## Produce constructor standings 

In [0]:
dbutils.widgets.text('p_file_date', '2021-03-21')
v_file_date = dbutils.widgets.get('p_file_date')

In [0]:
%run ../includes/configuration

In [0]:
%run ../includes/common_functions

## Find race years for which the data is to be reprocessed

In [0]:
race_results_df = spark.read.format('delta').load(f'{presentation_folder_path}/race_results') \
    .filter(f"file_date = '{v_file_date}'") 


In [0]:
race_year_list = df_column_to_list(race_results_df, 'race_year')

In [0]:
from pyspark.sql.functions import col 
race_results_df = spark.read.format('delta').load(f'{presentation_folder_path}/race_results') \
    .filter(col('race_year').isin(race_year_list))

In [0]:
#Si queremos contar el numero de victorias que tuvo cada constructor en la temporada, en este caso 2020, podemos usar la funcion when. 
#Cuando la condición se cumpla, devuelve 1 que en este caso es la posición de la tabla. 

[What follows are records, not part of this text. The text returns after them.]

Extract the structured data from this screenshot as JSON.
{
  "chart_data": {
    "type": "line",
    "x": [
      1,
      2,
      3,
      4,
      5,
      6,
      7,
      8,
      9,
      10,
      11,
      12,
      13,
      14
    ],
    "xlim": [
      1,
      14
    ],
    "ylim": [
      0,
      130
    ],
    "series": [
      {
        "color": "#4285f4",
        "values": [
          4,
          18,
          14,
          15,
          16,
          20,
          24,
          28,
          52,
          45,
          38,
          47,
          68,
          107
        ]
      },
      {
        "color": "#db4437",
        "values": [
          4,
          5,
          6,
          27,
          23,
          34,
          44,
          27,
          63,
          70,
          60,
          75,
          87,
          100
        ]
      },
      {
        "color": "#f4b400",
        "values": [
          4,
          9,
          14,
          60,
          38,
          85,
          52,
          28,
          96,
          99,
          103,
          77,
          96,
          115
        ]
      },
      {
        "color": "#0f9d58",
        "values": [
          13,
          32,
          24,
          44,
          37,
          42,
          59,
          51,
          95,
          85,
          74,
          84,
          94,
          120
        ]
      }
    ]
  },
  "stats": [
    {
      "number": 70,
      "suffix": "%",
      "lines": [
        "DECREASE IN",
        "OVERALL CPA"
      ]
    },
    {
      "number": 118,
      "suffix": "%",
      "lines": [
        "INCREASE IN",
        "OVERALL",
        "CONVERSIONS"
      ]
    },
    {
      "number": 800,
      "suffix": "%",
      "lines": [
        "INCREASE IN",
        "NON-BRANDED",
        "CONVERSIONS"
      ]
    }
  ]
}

from pyspark.sql.functions import sum, when, col, count

constructor_standings_df = race_results_df \
    .groupBy('race_year', 'team') \
    .agg(sum('points').alias('total_points'),
         count(when(col('position') == 1, True)).alias('wins'))
    


In [0]:
from pyspark.sql.window import Window 
from pyspark.sql.functions import desc, rank, asc

constructor_rank_spec = Window.partitionBy('race_year').orderBy(desc('total_points'), desc('wins')) #creamos la funcion de ventana con la especificación 
final_df = constructor_standings_df.withColumn('rank', rank().over(constructor_rank_spec)) #creamos el rank por cada constructor



In [0]:
merge_condition = 'tgt.team = src.team AND tgt.race_year = src.race_year'
merge_delta(final_df, 'f1_presentation', 'constructor_standings', presentation_folder_path, merge_condition, 'race_year')